Until now political prisoners across the country had been kept in large communal areas largely under their own control. Then on 19 December 2000 the government sent in security forces armed with guns, incendiary bombs and nerve gas, to 'retake' 20 jails, killing 30 prisoners and severely injuring hundreds more. This massive assault, condemned by international human rights organisations and by the European Parliament, was aimed at smashing the hunger strike and political opposition in the jails for good. Firdes Kirblyik, a 30 year old leader of the health trade union who survived the raid on Gebze prison, told the delegation, 'The troops dragged us out of our cells at gunpoint, demanding to know which of us were on the death fast. When we refused to answer the prison guards indicated the room where the hunger strikers were lying. The soldiers then threw in nerve gas and closed the door.'
The raid ended with a number of political prisoners suffering rape by truncheons and other forms of brutal treatment as 1,096 of them were moved to the new isolation prisons. 'They didn't take us there, they beat us there,' said Oursun Armutlu, recently released from prison and interviewed by the delegation in Istanbul's Okmeydaivi Hospital. He described how in their F-type cells, still on hunger strike, he and others were routinely tortured, kept in the cold and dark, wrapped only in blankets.
In 1996 a hunger strike by political prisoners against the threatened introduction of isolation cells forced the government to back off, but not before 12 prisoners had died. This time, in moves similar to the Thatcher government during the H-Block hunger strikes, the Turkish regime has staked its authority on completely destroying a whole layer of its political opponents.
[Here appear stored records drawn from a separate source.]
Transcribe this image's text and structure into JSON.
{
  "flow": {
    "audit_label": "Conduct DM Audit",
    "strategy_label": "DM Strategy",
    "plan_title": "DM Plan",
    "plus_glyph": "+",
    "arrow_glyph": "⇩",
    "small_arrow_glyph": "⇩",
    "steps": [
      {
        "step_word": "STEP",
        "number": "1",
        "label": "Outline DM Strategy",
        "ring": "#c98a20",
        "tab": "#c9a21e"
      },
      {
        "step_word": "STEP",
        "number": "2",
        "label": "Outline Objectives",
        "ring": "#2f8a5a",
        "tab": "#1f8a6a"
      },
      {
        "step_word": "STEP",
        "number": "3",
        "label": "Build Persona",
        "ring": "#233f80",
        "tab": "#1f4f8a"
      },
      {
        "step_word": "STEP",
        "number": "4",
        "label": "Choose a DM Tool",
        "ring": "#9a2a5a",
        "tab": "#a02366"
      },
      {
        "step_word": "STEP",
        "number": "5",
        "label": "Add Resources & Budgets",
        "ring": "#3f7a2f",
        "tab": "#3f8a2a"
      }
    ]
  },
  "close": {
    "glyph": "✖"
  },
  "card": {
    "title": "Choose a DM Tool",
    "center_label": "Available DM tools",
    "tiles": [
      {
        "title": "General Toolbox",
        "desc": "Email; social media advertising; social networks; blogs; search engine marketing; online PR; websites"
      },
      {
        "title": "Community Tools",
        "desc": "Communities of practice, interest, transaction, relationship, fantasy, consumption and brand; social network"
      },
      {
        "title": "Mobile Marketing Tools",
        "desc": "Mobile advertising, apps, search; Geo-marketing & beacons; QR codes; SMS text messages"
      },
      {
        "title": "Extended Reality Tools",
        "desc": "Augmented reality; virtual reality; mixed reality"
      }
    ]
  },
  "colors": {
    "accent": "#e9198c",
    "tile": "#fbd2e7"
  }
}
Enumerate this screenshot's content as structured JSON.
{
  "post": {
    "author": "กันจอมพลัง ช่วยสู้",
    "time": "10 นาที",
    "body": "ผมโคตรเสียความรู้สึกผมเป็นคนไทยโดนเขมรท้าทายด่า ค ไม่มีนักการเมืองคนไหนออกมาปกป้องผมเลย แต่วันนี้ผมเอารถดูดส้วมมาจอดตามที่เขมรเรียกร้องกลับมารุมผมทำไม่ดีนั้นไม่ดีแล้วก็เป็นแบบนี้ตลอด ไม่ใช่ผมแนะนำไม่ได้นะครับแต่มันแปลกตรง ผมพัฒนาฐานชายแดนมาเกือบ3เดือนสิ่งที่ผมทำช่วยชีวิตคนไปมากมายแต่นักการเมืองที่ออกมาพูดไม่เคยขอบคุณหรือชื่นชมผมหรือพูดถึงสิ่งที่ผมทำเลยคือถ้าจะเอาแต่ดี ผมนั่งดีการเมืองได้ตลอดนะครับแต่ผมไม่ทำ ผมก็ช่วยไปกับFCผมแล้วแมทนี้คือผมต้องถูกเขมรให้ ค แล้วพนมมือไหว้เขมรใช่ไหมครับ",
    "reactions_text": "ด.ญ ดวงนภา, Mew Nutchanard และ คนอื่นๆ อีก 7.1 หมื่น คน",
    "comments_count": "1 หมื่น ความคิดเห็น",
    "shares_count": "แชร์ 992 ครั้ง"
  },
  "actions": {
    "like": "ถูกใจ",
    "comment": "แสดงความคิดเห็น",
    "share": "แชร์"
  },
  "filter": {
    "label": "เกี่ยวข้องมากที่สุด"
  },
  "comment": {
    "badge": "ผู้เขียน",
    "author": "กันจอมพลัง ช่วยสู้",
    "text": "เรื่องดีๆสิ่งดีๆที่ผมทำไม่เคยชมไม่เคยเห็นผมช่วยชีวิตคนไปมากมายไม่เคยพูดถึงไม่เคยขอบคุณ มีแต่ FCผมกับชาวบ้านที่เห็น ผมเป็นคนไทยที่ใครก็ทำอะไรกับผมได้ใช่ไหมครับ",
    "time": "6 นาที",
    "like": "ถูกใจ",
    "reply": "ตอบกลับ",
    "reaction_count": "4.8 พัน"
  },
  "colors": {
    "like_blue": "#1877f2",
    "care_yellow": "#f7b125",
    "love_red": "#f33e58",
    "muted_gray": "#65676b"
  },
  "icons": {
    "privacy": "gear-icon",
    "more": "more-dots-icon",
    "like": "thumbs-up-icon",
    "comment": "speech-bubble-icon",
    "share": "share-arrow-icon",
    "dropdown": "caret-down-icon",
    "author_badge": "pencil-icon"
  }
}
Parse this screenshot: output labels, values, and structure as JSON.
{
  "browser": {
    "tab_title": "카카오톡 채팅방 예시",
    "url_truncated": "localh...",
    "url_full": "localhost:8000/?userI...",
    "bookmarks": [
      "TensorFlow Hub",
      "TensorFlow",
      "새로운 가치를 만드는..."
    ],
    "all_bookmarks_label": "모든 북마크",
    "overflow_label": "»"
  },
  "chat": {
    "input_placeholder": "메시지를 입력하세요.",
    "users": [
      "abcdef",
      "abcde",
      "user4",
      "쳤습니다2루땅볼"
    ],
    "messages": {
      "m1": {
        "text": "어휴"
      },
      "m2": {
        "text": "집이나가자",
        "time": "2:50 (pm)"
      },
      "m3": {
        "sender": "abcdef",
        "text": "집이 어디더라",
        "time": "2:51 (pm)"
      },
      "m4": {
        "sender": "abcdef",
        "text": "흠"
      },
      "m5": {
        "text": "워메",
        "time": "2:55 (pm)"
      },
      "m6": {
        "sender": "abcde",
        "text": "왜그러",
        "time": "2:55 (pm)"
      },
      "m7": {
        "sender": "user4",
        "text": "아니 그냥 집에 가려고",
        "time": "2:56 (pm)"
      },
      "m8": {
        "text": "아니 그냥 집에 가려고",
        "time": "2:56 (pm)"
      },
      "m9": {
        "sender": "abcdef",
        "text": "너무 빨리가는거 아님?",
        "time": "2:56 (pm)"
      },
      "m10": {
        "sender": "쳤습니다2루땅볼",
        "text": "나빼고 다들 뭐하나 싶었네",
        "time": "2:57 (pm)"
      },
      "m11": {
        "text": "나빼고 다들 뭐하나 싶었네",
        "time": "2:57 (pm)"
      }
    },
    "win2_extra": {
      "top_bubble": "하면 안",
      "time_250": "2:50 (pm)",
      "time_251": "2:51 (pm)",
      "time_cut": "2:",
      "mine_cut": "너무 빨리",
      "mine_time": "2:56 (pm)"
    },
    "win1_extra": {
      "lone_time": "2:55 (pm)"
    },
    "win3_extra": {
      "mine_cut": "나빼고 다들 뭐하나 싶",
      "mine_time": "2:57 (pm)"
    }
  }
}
However, the Turkish government is on the defensive since the country's trade unions showed their muscle in a general strike against austerity in November last year. The last thing Turkey needs, as a leading member of Nato and as a candidate member of the EU, is a human rights scandal of such proportions. But the regime is being forced to intensify and extend the repression in a bid to keep the lid on the prison turmoil.
The delegation met distraught relatives of hunger strikers who had been assaulted by guards when they tried to visit the prisons. It heard from lawyers who, on entering the jails, are being forced to strip to their underwear, surrender their papers and limit their time with their clients to just ten minutes. It interviewed trade unionists who had been arrested during protests, and prominent intellectuals threatened with arrest for founding the organisation Writers and Artists Against the F-types.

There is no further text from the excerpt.